Racing for the day ended at around 5 or 6 p.m. and was followed by dinner and repair work until midnight or 1 a.m. Work time was usually accompanied by watermelon snack breaks and techno music.
“The judges said, ‘We don’t like those Stanford kids’ liberal spirit,’” Hall recalled. “I think they thought we were having too much fun.”
This year’s car, which team leader Nathan Hall-Snyder ’12 described in an e-mail to The Daily as the team’s most durable yet, came in fourth.
Hall-Snyder has been on the team for two years, and he took fall quarter of his sophomore year off to race the car in Australia. He built his own sports car in his garage in high school, and team members regard him as the go-to source for anything solar.
The student-run club was founded in 1989. It recently received $2 million from Volkswagen for the construction of the new Stanford Solar Car shop. Volkswagen also committed $750,000 a year to the team for five years. The team is working on its 10th car in preparation for the next race, the 2011 World Solar Challenge across the Australian outback.

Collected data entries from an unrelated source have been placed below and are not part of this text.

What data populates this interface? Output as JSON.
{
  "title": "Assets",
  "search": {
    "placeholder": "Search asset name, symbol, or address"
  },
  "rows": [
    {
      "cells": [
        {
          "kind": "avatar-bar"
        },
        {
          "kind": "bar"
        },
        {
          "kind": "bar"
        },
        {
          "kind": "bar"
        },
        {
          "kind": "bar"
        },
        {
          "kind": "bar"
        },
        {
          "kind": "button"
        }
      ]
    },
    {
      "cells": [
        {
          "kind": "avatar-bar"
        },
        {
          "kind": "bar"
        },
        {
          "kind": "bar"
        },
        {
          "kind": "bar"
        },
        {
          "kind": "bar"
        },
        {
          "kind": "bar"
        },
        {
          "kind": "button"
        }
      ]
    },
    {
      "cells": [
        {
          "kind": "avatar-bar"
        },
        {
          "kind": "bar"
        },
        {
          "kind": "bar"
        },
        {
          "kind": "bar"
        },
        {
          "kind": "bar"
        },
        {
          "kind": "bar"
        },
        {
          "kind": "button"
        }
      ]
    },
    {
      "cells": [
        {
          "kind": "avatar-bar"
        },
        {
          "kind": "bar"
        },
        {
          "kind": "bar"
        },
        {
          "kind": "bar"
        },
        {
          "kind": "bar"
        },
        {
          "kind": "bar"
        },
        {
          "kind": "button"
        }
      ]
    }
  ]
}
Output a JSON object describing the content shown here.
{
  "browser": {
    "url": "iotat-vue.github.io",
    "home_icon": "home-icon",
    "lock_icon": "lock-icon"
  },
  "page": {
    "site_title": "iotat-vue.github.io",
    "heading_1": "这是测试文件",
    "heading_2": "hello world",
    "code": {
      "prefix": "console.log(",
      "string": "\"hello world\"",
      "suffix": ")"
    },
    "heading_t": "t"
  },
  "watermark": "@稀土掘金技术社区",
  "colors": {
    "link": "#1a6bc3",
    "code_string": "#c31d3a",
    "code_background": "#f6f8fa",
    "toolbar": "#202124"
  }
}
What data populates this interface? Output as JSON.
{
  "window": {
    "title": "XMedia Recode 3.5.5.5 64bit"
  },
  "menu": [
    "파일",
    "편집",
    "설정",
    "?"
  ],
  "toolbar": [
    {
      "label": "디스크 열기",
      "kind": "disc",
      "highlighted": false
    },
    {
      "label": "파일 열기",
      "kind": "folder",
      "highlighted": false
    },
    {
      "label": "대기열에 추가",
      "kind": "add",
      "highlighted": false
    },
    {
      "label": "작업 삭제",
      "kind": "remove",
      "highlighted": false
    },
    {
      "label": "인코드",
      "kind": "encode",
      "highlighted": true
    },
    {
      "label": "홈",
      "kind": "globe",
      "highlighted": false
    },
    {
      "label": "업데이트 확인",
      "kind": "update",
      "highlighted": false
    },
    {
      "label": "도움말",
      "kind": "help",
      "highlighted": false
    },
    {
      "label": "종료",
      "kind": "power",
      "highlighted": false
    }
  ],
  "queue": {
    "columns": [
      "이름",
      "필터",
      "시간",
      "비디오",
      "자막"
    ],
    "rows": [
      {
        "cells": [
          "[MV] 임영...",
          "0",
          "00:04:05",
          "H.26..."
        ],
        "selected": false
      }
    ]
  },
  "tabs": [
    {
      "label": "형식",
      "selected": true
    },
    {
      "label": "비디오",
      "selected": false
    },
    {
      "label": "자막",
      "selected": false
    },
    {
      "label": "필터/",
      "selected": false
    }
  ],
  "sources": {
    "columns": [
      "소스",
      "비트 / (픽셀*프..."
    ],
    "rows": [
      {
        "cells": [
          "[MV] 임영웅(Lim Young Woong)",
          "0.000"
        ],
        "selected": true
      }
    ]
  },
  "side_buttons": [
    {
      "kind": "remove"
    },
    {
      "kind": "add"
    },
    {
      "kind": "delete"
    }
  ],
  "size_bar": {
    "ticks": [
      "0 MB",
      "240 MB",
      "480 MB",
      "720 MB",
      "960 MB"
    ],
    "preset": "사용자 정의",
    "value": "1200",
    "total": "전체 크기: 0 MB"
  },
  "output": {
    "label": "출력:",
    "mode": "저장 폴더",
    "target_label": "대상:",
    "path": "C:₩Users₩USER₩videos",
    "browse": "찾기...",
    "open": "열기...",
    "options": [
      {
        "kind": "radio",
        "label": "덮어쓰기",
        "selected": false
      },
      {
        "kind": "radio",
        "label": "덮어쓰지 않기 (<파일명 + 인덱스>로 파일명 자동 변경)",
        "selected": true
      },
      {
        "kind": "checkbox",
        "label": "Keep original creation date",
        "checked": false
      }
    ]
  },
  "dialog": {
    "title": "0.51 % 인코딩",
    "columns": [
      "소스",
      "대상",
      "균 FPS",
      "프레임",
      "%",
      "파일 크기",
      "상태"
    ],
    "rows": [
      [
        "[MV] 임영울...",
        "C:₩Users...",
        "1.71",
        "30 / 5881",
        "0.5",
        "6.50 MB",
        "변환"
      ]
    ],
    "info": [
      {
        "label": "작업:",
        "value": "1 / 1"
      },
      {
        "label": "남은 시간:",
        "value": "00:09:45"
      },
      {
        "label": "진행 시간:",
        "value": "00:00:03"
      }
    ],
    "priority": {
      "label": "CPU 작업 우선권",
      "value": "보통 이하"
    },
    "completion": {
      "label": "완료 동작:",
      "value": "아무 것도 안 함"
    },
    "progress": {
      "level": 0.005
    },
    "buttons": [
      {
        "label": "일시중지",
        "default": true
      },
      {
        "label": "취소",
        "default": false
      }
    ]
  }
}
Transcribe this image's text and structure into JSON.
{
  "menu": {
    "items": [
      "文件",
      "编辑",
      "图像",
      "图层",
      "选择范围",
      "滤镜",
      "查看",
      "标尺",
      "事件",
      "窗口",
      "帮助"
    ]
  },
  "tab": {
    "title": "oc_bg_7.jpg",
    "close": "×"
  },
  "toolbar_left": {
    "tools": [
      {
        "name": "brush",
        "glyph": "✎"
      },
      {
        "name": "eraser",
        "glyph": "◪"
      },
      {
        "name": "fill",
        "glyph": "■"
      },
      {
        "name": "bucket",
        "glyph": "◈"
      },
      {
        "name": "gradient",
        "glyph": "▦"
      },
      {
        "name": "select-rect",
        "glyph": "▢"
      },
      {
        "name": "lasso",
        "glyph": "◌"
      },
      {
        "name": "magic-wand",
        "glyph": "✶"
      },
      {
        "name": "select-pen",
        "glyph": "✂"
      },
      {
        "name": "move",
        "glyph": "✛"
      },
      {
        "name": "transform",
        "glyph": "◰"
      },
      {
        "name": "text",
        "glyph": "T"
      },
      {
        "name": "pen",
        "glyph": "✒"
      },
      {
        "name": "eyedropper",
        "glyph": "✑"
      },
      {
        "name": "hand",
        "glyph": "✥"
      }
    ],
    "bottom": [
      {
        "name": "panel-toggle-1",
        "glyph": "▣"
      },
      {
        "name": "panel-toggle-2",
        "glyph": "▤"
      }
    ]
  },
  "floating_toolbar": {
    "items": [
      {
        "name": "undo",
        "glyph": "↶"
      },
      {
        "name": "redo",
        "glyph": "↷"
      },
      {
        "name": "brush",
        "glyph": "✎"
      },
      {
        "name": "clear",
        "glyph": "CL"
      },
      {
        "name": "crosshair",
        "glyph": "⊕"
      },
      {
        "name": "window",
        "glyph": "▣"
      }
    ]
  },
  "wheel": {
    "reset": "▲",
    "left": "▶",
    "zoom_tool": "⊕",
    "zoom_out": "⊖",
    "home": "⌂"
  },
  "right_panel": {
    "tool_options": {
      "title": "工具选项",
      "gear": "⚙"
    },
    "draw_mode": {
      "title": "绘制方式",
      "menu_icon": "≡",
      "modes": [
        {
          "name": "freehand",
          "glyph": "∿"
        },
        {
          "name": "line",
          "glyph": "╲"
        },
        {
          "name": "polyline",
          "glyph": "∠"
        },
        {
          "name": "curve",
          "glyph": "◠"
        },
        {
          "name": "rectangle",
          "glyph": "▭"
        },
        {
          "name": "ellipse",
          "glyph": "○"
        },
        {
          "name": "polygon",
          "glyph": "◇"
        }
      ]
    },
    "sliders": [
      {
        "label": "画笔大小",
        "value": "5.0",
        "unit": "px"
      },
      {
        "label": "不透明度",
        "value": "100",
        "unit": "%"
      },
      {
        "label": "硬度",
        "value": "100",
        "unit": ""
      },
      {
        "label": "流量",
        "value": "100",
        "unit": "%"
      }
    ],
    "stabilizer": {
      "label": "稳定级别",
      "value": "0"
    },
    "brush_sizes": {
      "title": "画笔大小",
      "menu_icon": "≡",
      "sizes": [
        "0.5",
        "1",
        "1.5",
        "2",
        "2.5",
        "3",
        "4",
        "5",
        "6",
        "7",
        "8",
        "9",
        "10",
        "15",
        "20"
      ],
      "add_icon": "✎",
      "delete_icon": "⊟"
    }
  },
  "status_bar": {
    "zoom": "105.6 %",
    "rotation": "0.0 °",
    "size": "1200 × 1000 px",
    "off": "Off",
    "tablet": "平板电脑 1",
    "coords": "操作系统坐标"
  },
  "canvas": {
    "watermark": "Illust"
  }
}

The team has close ties to the renewable energy technology sector of Silicon Valley.
“We work closely with companies like VW, Linear Technology and STMicroelectronics on cutting-edge electric vehicle technology at a pace that you’ll never find anywhere in industry,” Hall-Snyder said.
Tesla’s current chief technical officer, JB Straubel ’98 M.S. ’00, is an alumnus of the team, and the first prototype of the Tesla battery pack was built in Stanford’s former Solar Car shop. Besides its commercial connections, the primary purpose of the project is educational.
“On Solar Car, a part you design or build, instead of being turned in for a grade, could carry you or one of your teammates across Australia on a race,” Hall-Snyder said.
When the team isn’t spending late nights in the shop or making food runs to Tandoori Oven near campus, Solar takes its car to local K-12 schools in the Bay Area and gives talks about pursuing an engineering education.
Hall-Snyder said the team’s long-term goal is to become the best solar racing team in the U.S. He is excited about what the team’s next car could do to meet that goal.
“After doing some investigation freshman year, I think it’s the coolest hands-on engineering project that’s available to undergraduates,” Hall said.